Le monde
27/03/2009
On dit qu’il compte parmi les plus grands écrivains mondiaux du XXième siècle. On dit qu’il a quasi inventé un genre littéraire. On sait qu’il est né près de Genève, au Grand-Lancy exactement. Il se trouve que je l’ai même rencontré une fois à Annecy où des écrivains venaient assurer le service après-vente de leurs bouquins.
J’avais lu ce petit livre publié chez Zoé, écrit avec Ella Maillart, Témoins d’un monde disparu et j’en ai déjà parlé ici mais je n’avais rien lu d’autre. Une lacune maintenant comblée avec la lecture de son chef d’œuvre, paraît-il, L’usage du monde.
Aucun doute, le qualificatif de chef d’œuvre n’est pas usurpé. On est subjugué par la densité de cette écriture, la force du texte, la beauté des métaphores, la puissance du vocabulaire, le choix de mots raffinés qui évoquent avec précision et originalité les scènes qu’il décrit. Rien pour moi de plus fort depuis Voyage au bout de la nuit.
Pour ceux qui ne saurait pas encore de quoi ça parle, c’est le récit du voyage qu’a effectué Nicolas Bouvier avec son ami peintre Thierry Vernet, à bord de sa Fiat Topolino, sur la route de l’Asie. Un récit de voyage comme jamais personne n'en avait fait avant lui. Je me réjouis d’avoir encore quelque livres de Bouvier à lire. Le festival Etonnant Voyageurs de Saint-Malo décerne un prix Nicolas Bouvier. Nicolas était jusqu’à sa mort en 1998 de tous les festivals.
Quelques phrases :
Si je n'étais pas parvenu à écrire grand-chose, c'est qu'être heureux me prenait tout mon temps. D'ailleurs, nous ne sommes pas juges du temps perdu.
Assez d'argent pour vivre neuf semaines. Ce n'est qu'une petite somme mais c'est beaucoup de temps. Nous nous refusons tous les luxes sauf le plus précieux : la lenteur.
Jamais le travail n'est si séduisant que lorsqu'on est sur le point de s'y mettre ; on le plantait donc là pour découvrir la ville.
Couché dans l'herbe brillante, je me félicite d'être au monde, de... de quoi au fait ? mais à ce point de fatigue, l'optimisme n'a plus besoin de raisons.

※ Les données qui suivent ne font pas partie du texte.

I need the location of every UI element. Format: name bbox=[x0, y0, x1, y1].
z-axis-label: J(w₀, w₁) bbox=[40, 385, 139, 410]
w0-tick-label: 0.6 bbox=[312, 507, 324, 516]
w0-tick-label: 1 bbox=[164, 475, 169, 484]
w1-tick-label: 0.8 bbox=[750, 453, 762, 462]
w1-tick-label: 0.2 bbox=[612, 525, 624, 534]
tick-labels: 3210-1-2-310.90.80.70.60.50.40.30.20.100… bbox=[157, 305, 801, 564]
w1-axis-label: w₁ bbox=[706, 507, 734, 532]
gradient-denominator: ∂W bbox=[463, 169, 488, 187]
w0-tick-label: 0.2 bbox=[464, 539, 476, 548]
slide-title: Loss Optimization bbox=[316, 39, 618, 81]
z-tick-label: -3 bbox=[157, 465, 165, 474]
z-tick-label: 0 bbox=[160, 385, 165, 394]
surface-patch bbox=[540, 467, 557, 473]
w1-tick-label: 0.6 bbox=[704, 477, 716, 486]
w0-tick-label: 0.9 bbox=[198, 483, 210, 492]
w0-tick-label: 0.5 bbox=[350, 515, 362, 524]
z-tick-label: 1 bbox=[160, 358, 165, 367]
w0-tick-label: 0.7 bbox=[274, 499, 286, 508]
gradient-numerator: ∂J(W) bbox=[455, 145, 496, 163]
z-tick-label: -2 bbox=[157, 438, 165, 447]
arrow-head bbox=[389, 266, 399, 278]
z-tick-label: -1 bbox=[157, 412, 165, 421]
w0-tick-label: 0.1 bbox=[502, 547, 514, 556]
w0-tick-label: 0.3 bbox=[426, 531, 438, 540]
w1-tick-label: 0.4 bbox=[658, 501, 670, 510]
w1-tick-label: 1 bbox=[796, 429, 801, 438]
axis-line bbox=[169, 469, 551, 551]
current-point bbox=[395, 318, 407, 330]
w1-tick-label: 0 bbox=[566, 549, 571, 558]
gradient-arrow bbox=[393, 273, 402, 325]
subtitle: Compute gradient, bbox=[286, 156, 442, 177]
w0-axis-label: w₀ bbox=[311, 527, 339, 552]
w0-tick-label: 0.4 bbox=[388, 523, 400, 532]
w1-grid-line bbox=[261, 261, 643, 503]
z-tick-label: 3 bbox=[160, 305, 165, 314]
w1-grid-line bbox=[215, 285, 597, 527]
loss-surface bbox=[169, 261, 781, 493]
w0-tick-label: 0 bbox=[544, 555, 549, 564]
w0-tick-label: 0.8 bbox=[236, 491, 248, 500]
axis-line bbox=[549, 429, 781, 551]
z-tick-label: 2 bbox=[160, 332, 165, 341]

C'est la contemplation silencieuse des atlas, à plat-ventre sur le tapis, entre dix et treize ans, qui donne ainsi l'envie de tout planter là. Songez à des régions comme le Banat, la Caspienne, le Cachemire, aux musiques qui y résonnent, aux regards qu'on y croise, aux idées qui vous y attendent... Lorsque le désir résiste aux premières atteintes du bon sens, on lui cherche des raisons. Et on en trouve qui ne valent rien. La vérité, c'est qu'on ne sait comment nommer ce qui vous pousse. Quelque chose en vous grandit et détache les amarres, jusqu'au jour où, pas trop sûr de soi, on s'en va pour de bon. Un voyage se passe de motifs. Il ne tarde pas à prouver qu'il se suffit à lui-même. On croit qu'on va faire un voyage, mais bientôt c'est le voyage qui vous fait, ou vous défait.
4 commentaires
Nicolas Bouvier. J'ai découvert il y a un an. Un ami voyageur m'a dit qu'il avait tout lu de lui, que ses livres étaient ses livres de chevet. Alors pour mon départ à la retraite j'ai eu comme cadeau tous les livres de Nicolas Bouvier. Le premier lu fut celui cité ici.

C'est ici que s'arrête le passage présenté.